I craned to see into the furthest reaches of the forest and found nothing out of place. I dismissed the thought asparanoia, my mind was unsettled, it turned the ordinary into the extraordinary. That seemed the logical explanation.

I forced myself to go back to the party. I bent down, collected my shoes off the ground, and headed back toward the house. I picked my way across the soft lawn. I made it halfway when a high-pitched, terrified scream came from around the side of the house. I ran, feet pounding, heart pumping, dress hindering my legs, toward the screams. I rounded the corner; I couldn’t see anyone. I tossed the shoes to the ground, collected the bottom of the dress in my hands and sprinted forward. I came to the end of the next corner and stopped. Off to the right, over near a garden shed, a young couple stood like statues, ashen-faced. The woman’s hand was clutched over her mouth, she was bug-eyed, staring at something.

Urged by higher winds, a blanket of obscurity shifted, and the moonlight opened like curtains, illuminating the horror before us. I stared down, frozen, unable to move for a heartbeat, my head struggling to think around the horror. Laying on the ground was a man. Blood bubbled sluggishly from his torso like a hellish flood. His jacket was open and flayed, his white shirt had been shredded. Among a pool of red I could make out long, thin rip marks that ran though the fabric and had sliced deep into his flesh.

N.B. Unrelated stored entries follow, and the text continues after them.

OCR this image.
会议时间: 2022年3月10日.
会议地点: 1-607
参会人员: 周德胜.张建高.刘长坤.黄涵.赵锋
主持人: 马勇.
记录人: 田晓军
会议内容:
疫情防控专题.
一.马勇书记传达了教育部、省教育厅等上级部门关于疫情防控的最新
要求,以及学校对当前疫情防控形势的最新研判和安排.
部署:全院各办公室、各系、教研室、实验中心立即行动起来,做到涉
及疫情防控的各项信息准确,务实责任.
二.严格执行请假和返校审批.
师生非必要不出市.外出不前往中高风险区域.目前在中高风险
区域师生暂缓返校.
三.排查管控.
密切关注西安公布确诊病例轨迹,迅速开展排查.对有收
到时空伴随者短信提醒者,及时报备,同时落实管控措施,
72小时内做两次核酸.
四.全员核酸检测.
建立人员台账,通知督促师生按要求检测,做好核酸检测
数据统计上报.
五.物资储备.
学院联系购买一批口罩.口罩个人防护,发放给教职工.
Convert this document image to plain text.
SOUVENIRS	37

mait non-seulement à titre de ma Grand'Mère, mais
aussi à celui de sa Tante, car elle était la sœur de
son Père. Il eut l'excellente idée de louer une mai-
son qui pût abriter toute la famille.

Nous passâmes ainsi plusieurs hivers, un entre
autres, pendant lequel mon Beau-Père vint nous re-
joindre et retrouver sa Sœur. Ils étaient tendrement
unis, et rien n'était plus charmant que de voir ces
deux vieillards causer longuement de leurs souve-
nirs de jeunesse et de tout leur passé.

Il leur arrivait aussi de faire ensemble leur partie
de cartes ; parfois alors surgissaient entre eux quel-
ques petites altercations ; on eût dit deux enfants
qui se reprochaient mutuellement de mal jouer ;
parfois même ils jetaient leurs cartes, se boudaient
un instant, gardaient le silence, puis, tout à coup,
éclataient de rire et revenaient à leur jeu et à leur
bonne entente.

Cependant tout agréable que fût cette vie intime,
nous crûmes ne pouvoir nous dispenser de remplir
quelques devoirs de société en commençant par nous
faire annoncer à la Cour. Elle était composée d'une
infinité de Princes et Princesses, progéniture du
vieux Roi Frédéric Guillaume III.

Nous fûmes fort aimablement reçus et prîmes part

His eyes fixed steadily to the moon, as if he was purposely focusing on the only thing left worth seeing with his last breath. The bottom part of one ear was missing, torn off, and long, thin, jagged tears ran from under his ear and forked across his neck. His throat spurted crimson rhythmically, like the seconds hand of a clock.

There was only one thing that would make the blood spurt like that. A pumping heart. Incredibly, his chest rose and fell in faint, fast breaths. He was still alive.

“Oh, I, oh!” the girl’s voice cracked. She turned, staggered a few feet away, and puked. The boy followed suit.

The initial shock wore off quickly. I needed to stop the bleeding. I rushed forward and dropped to my knees.

A second burst of shock stormed through my mind and stole the breath from my lungs.

The man lying before me was Jefferson.